A high pressure is then likely to build into the region for the late week and the early part of the weekend, bringing drier conditions and temperatures into the low to mid 80s. Beyond Saturday, uncertainty increases regarding the ridge setup, as the GFS shifts ridging slowly into the western US, resulting in a brief surge of heat early next week with another frontal passage and a return of cooler temperatures, while the ECM shifts the ridge east into the region, resulting in a significant heat wave next week. The ECM has had a recurring bias to exaggerate eastward extent and coverage area of heat in its longer range under the current pattern; at this time, preliminary thinking is for a brief surge of heat early-mid next week with another frontal passage, although considering this is more than a week away the outlook is subject to change. Stay tuned for more information on the longer range outlook.

8 thoughts on “Aug 24, 2013: Storms Possible Next Weds

  1. Anonymous Reply

    Is there any chance for more showers today in the area? I heard that there already was a thundershower just south in New Jersey earlier this morning.

    • NYC Area Weather Post authorReply

      No rain is expected across the area both today and tomorrow as a strong high pressure is covering the region. The next risk of rain is likely on Monday night or Tuesday.

  2. Anonymous Reply

    How come there was that thunderstorm down in New Jersey earlier this morning if there is a strong High Pressure covering the region?

    • NYC Area Weather Post authorReply

      Looking through most airport observations and radar estimates in NJ, I haven’t found any thunderstorm report today yet, and if there was one, based on the setup I would assume it would’ve been in southern NJ early in the morning hours when there was still some moisture left in southern areas behind a cold front.

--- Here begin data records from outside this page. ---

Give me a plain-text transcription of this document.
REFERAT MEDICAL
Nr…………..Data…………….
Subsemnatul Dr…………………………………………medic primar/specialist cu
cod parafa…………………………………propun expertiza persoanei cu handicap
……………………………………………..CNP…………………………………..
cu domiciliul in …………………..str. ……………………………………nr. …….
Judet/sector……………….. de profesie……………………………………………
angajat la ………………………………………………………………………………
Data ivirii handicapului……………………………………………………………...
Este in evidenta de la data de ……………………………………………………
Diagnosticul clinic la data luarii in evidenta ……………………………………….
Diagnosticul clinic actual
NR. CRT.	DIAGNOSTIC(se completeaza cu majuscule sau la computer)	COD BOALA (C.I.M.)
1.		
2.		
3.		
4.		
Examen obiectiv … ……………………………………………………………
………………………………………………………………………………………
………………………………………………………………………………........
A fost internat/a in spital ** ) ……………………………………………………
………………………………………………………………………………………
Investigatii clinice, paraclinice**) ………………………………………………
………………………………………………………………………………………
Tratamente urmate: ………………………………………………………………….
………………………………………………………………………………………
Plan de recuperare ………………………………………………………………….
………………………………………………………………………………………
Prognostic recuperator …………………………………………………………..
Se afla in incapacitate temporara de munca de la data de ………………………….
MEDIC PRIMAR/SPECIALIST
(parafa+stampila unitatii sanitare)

Early in the morning, the high pressure was still up in Ontario, but since then a drier air mass has advected into the region as the high pressure continues to sink southeast, and is currently centered over New York state while extending into New Jersey. The high will continue to move south and will be centered over the area tonight and tomorrow, keeping dry conditions in place.

  3. Anonymous Reply

    If you look at archived radar on Wunderground, then you will see a thunderstorm that started off around Long Branch at around 4 AM and then moved south through New Jersey and died out at around 7 AM southwest of Atlantic City.

    • NYC Area Weather Post authorReply

      Yes, now that you mention the archived Wunderground radar I do see a small thunderstorm cell near the eastern coast of New Jersey there which tracked south along the coast. That was an isolated storm cell that was triggered along an area of higher water vapor that moved through the NJ coast early in the day (link to water vapor loop out of PSU e-Wall – link is time sensitive), but this has since moved well offshore, with the high pressure now overhead with sinking air and a cap aloft preventing additional thunderstorm development today and tomorrow, until a more moist air mass advects from the west on Monday.

  4. Anonymous Reply

    What was the cause for the area of high water vapor moving south along the coast in New Jersey early in the day that caused the thunderstorm?

    • NYC Area Weather Post authorReply

      As I noted in my discussion today, a mid level shortwave moved through the region at this time which was also likely the trigger for the storm. For the next few days, several shortwaves will move through the region which will also trigger thunderstorms, possibly strong.